There are two ways to inherit it: via defects in the mitochondrial DNA or by defects in genes in the nucleus that act in the mitochondria. The former can be inherited only through defects in the mother's mitochondrial DNA. (Samantha's mother, for instance, has a mild form of the disease.) The latter can come from defects in either parent's nuclear DNA.
The reason for this duality is that the DNA in mitochondria came, about 2 billion years ago, from a bacterium that was engulfed by a cell with a nucleus. Over the eons, some of the mitochondrial genes migrated to the nucleus.
At some point in the cell division cycle, mitochondrial DNA duplicates itself (as DNA in the nucleus also does) and the mitochondria flock to one daughter cell or another.

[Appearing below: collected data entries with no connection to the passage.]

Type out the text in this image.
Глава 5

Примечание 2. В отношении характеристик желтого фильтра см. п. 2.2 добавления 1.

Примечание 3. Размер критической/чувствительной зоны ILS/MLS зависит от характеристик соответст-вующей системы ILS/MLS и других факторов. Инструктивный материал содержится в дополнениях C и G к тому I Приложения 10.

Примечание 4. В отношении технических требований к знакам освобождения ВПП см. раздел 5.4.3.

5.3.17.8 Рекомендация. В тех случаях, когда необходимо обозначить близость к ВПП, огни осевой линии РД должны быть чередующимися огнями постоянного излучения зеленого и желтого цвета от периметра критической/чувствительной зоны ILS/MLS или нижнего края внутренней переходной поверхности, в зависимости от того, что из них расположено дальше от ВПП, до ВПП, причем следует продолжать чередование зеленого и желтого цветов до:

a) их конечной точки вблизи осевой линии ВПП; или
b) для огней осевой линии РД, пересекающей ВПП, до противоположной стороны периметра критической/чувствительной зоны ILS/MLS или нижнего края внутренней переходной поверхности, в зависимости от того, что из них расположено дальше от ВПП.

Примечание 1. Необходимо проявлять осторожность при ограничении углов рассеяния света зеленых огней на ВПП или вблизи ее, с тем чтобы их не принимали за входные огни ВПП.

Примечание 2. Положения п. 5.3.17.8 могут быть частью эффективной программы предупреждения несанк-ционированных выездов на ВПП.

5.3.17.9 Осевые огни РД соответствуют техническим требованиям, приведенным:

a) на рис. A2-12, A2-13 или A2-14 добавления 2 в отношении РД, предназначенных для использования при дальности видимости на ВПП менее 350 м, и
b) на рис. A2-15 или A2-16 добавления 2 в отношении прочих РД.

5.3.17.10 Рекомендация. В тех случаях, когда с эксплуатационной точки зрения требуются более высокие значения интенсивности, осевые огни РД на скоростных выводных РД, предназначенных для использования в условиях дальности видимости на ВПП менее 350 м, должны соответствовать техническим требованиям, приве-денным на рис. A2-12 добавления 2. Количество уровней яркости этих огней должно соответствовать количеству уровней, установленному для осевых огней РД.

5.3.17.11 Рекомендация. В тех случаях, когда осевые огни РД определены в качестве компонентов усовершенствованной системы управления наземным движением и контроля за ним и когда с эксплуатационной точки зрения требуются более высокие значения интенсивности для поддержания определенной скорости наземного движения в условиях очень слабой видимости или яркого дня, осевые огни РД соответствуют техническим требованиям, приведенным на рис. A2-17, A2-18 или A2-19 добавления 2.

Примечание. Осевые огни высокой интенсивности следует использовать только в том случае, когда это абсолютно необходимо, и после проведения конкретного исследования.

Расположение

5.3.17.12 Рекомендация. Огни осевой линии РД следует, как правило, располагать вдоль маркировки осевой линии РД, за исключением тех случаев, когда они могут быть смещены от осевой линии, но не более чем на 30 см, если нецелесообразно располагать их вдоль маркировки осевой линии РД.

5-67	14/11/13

Within any given cell, some mitochondria may be normal and some sick, a state called heteroplasmy. Depending on how the mitochondria sort themselves out during cell division, some of the new cells may get a lot of bad mitochondria while others do not. This explains why some siblings, even identical twins, can end up with mitochondrial problems of vastly differing severity.
There are no high-tech cures for mitochondrial disease, but anecdotal data suggest that some low-tech remedies, chiefly vitamin supplements, can help.
In theory, one might think that giving people ATP would correct the low-energy problem. Unfortunately, this doesn't work; ATP is such a short-lived molecule that a person would have to consume several times his or her body weight in ATP every day.
A better solution is what doctors call a "mito cocktail," says Dr. Richard Kelley, director of metabolism at the Kennedy Krieger Institute at Johns Hopkins University.